Several minutes later, sitting within the circle of Kit’s arm on the sofa lately occupied by Mrs Alperton, she said: ‘Why did you do it, Kit? It seems quite fantastic!’
‘Of course it was – infamous as well! I beg your pardon, even though I can’t be sorry I did it. If I hadn’t come home that night, I might never have known you – or have known you only as Evelyn’s wife!’
This terrible thought caused him to tighten his arm involuntarily. She soothed him by softly kissing his cheek, and by saying, as soon as she had recovered her breath: ‘But I don’t think I should have married Denville. I had so very nearly made up my mind not to when I met you! Then I thought – being so grossly deceived – that perhaps I would, after all. But why was I deceived?’
‘I did it to get Evelyn out of a scrape,’ he confessed. ‘No one but Mama, and Fimber, and Challow knew I wasn’t in Vienna; and in the old days, when we were prime for any lark, we often did exchange identities, and only those who knew us very well ever found us out. So I was pretty certain I could carry it off. But when I took Evelyn’s place at that first dinner-party it was in the belief that it would be for one occasion only. If I had known that I should be obliged to maintain the hoax, nothing would have prevailed upon me to have yielded to Mama’s persuasions!’
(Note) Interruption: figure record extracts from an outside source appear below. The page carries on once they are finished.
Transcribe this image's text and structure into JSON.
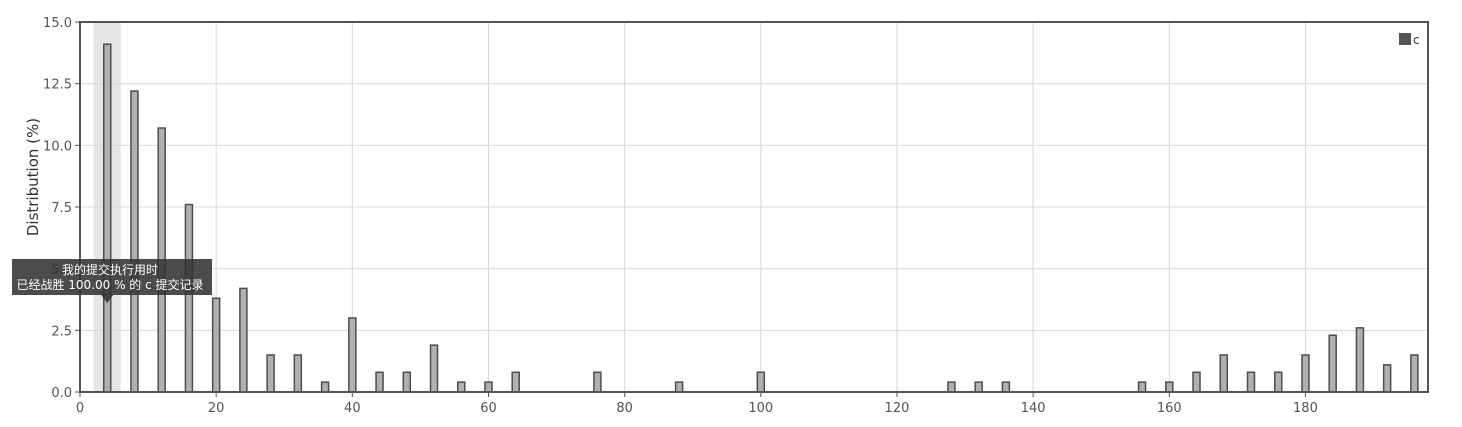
{
  "chart_data": {
    "type": "bar",
    "ylabel": "Distribution (%)",
    "xlim": [
      0,
      198
    ],
    "ylim": [
      0,
      15
    ],
    "xticks": [
      0,
      20,
      40,
      60,
      80,
      100,
      120,
      140,
      160,
      180
    ],
    "yticks": [
      "0.0",
      "2.5",
      "5.0",
      "7.5",
      "10.0",
      "12.5",
      "15.0"
    ],
    "grid": true,
    "legend": {
      "position": "top-right",
      "entries": [
        "c"
      ]
    },
    "series": [
      {
        "name": "c",
        "color": "#b0b0b0",
        "x": [
          4,
          8,
          12,
          16,
          20,
          24,
          28,
          32,
          36,
          40,
          44,
          48,
          52,
          56,
          60,
          64,
          76,
          88,
          100,
          128,
          132,
          136,
          156,
          160,
          164,
          168,
          172,
          176,
          180,
          184,
          188,
          192,
          196
        ],
        "values": [
          14.1,
          12.2,
          10.7,
          7.6,
          3.8,
          4.2,
          1.5,
          1.5,
          0.4,
          3.0,
          0.8,
          0.8,
          1.9,
          0.4,
          0.4,
          0.8,
          0.8,
          0.4,
          0.8,
          0.4,
          0.4,
          0.4,
          0.4,
          0.4,
          0.8,
          1.5,
          0.8,
          0.8,
          1.5,
          2.3,
          2.6,
          1.1,
          1.5
        ]
      }
    ],
    "highlight": {
      "x": 4,
      "range": [
        2,
        6
      ]
    },
    "tooltip": {
      "x": 4,
      "line1": "我的提交执行用时",
      "line2": "已经战胜 100.00 % 的 c 提交记录"
    }
  }
}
Her eyes danced. ‘I knew it! She did persuade you!’
‘Yes, but I must own,’ said Kit scrupulously, ‘that I put the notion into her head – not in the least meaning to do so, but by saying, in a funning way, that if Evelyn didn’t come back in time to attend that party I should be obliged to take his place. Only to make her laugh! You see, I found her in the deuce of a pucker, because Evelyn was still absent, although he had been expected to return to London days earlier. I thought then that he had been delayed by some trifling hitch, so I consented to run that rig, though it went very much against the pluck with me. Can you understand, Cressy? The circumstances – the intolerable slight offered you if Evelyn failed to appear at a gathering assembled to make his acquaintance – !’
‘Indeed I can!’ she responded instantly. ‘I don’t blame you at all – I am even grateful to you for having spared me such a daunting humiliation! What did delay Evelyn?’
‘I don’t k
now.’
She had been leaning against his shoulder, but she sat up at this. ‘You don’t know? But – Where is Evelyn?’
‘I don’t know that either. That’s the devil of it!’ he said frankly. ‘At the outset, I thought merely – not that he had forgotten his engagement in Mount Street, but that he had confused the date of it.’
‘Very likely,’ she agreed. ‘He does forget, you know! People joke him about his shocking memory, and I am acquainted with one hostess who makes it a rule to send him a reminder on the day of her party!’
The rueful smile lit his eyes. ‘Yes, but that’s not it. He has been absent for too long. I think some accident befell him. That’s why I came home in such a bang. I can’t explain that to you, but we do know, each of us, when the other has suffered an injury. He knew it, a year ago, when I broke my leg – not the nature of the accident, but that I had sustained some hurt – and the express I sent him arrived only just in time to stop him posting off to Dover to board the next packet!’
‘I remember,’ she said. ‘Godmama said it was the uncomfortable part of being a twin! And you felt that?’
He frowned slightly. ‘Yes, I did. For several days, I – But it left me, that feeling, so completely that I wondered if my imagination had been playing me false. Something must have happened to him, but it wasn’t a fatal accident, and I don’t think he is any longer troubled in mind.’
‘As he was when he steeled himself to make me an offer?’ said Cressy, unable to resist temptation. ‘Ah, well! I have been for too long at my last prayers to feel the least surprise at that!’
‘Yes, love, indeed!’ agreed Mr Fancot, unhandsomely refusing the gambit. ‘So old cattish as you are!’
‘Odious wretch!’ Her brows drew together. ‘Yes, but I still don’t understand! Having so steeled himself, why did he go away at just that moment?’
‘As far as we know,’ replied Kit carefully, ‘he went to redeem from Lord Silverdale, who was said to be in Brighton, a brooch which my mama had lost to him at play.’